Friday, July 10, 2009

Bilingual Day: Do you agree?

In looking around the internet for information on bilingualism, I came across a few articles that made sense to me.

The first one, The Advantages of Bilingualism and of Raising Children Bilingual touches on many reasons why making a second language part of growing up is a natural thing in families and should be encouraged. This site has many refrences that would be useful to anyone even just thinking about teaching a second language in their home.

The second article, Benefits Spanish bilingual education is mainly geared towards choosing a daycare center in Brookline, MA. However, there are points in this article that are important to any parent thinking about raising their children bilingual.

One more site I encountered in this search was a site that may be of interest to homeschoolers. This one, has a whole section on printable handouts for teaching Spanish. This is a subscription site costing $19.99 a year, but if you’re seriously wanting to teach your children Spanish (or German, Italian or French) as well as looking for supplemental materials for other subjects, this might be for you.
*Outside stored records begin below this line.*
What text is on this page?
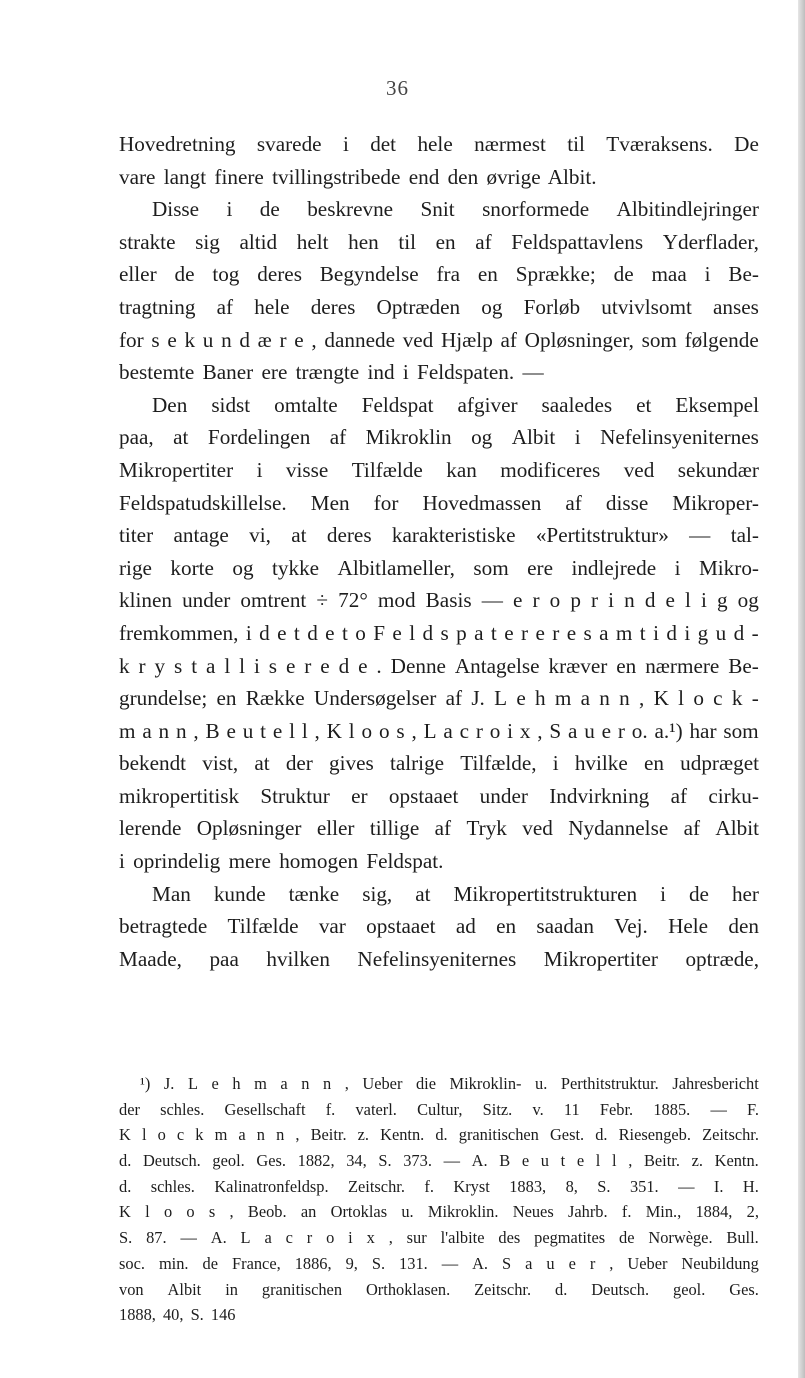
36
Hovedretning svarede i det hele nærmest til Tværaksens. De
vare langt finere tvillingstribede end den øvrige Albit.
Disse i de beskrevne Snit snorformede Albitindlejringer
strakte sig altid helt hen til en af Feldspattavlens Yderflader,
eller de tog deres Begyndelse fra en Sprække; de maa i Be-
tragtning af hele deres Optræden og Forløb utvivlsomt anses
for s e k u n d æ r e , dannede ved Hjælp af Opløsninger, som følgende
bestemte Baner ere trængte ind i Feldspaten. —
Den sidst omtalte Feldspat afgiver saaledes et Eksempel
paa, at Fordelingen af Mikroklin og Albit i Nefelinsyeniternes
Mikropertiter i visse Tilfælde kan modificeres ved sekundær
Feldspatudskillelse. Men for Hovedmassen af disse Mikroper-
titer antage vi, at deres karakteristiske «Pertitstruktur» — tal-
rige korte og tykke Albitlameller, som ere indlejrede i Mikro-
klinen under omtrent ÷ 72° mod Basis — e r o p r i n d e l i g og
fremkommen, i d e t d e t o F e l d s p a t e r e r e s a m t i d i g u d -
k r y s t a l l i s e r e d e . Denne Antagelse kræver en nærmere Be-
grundelse; en Række Undersøgelser af J. L e h m a n n , K l o c k -
m a n n , B e u t e l l , K l o o s , L a c r o i x , S a u e r o. a.¹) har som
bekendt vist, at der gives talrige Tilfælde, i hvilke en udpræget
mikropertitisk Struktur er opstaaet under Indvirkning af cirku-
lerende Opløsninger eller tillige af Tryk ved Nydannelse af Albit
i oprindelig mere homogen Feldspat.
Man kunde tænke sig, at Mikropertitstrukturen i de her
betragtede Tilfælde var opstaaet ad en saadan Vej. Hele den
Maade, paa hvilken Nefelinsyeniternes Mikropertiter optræde,
¹) J. L e h m a n n , Ueber die Mikroklin- u. Perthitstruktur. Jahresbericht
der schles. Gesellschaft f. vaterl. Cultur, Sitz. v. 11 Febr. 1885. — F.
K l o c k m a n n , Beitr. z. Kentn. d. granitischen Gest. d. Riesengeb. Zeitschr.
d. Deutsch. geol. Ges. 1882, 34, S. 373. — A. B e u t e l l , Beitr. z. Kentn.
d. schles. Kalinatronfeldsp. Zeitschr. f. Kryst 1883, 8, S. 351. — I. H.
K l o o s , Beob. an Ortoklas u. Mikroklin. Neues Jahrb. f. Min., 1884, 2,
S. 87. — A. L a c r o i x , sur l'albite des pegmatites de Norwège. Bull.
soc. min. de France, 1886, 9, S. 131. — A. S a u e r , Ueber Neubildung
von Albit in granitischen Orthoklasen. Zeitschr. d. Deutsch. geol. Ges.
1888, 40, S. 146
What do you think? I’d be interested to hear your opinions on bilingualism.

posted by Joy Delgado
We go Beyond Reading
Laughing Zebra – Books for Children
Check out what’s going on at the zoo!
Zooprise Party / Fiesta Zoorpresa blog


Rena said...

I think it's wonderful to teach children another language. I was required to take foreign language in high school, but by that point, I don't think I was as open to it as I might have been had I been younger. There are many great programs out there that make learning foreign languages easy.

I have mixed feelings about it being forced in schools though. I have friends who have children in schools where the teacher says one thing in English and then repeats it in Spanish. The kids aren't leaning one language over the other and it's a time waster for many. So, my feelings on that are definitely mixed, rather than using the time to actually "teach" the language itself.

Anonymous said...

Most countries, especially in Europe, have very high rates of bilingualism in their population. It's good for business and tourism. America remains one of the remaining few countries that still doesn't take it seriously. Good thing we're working on it!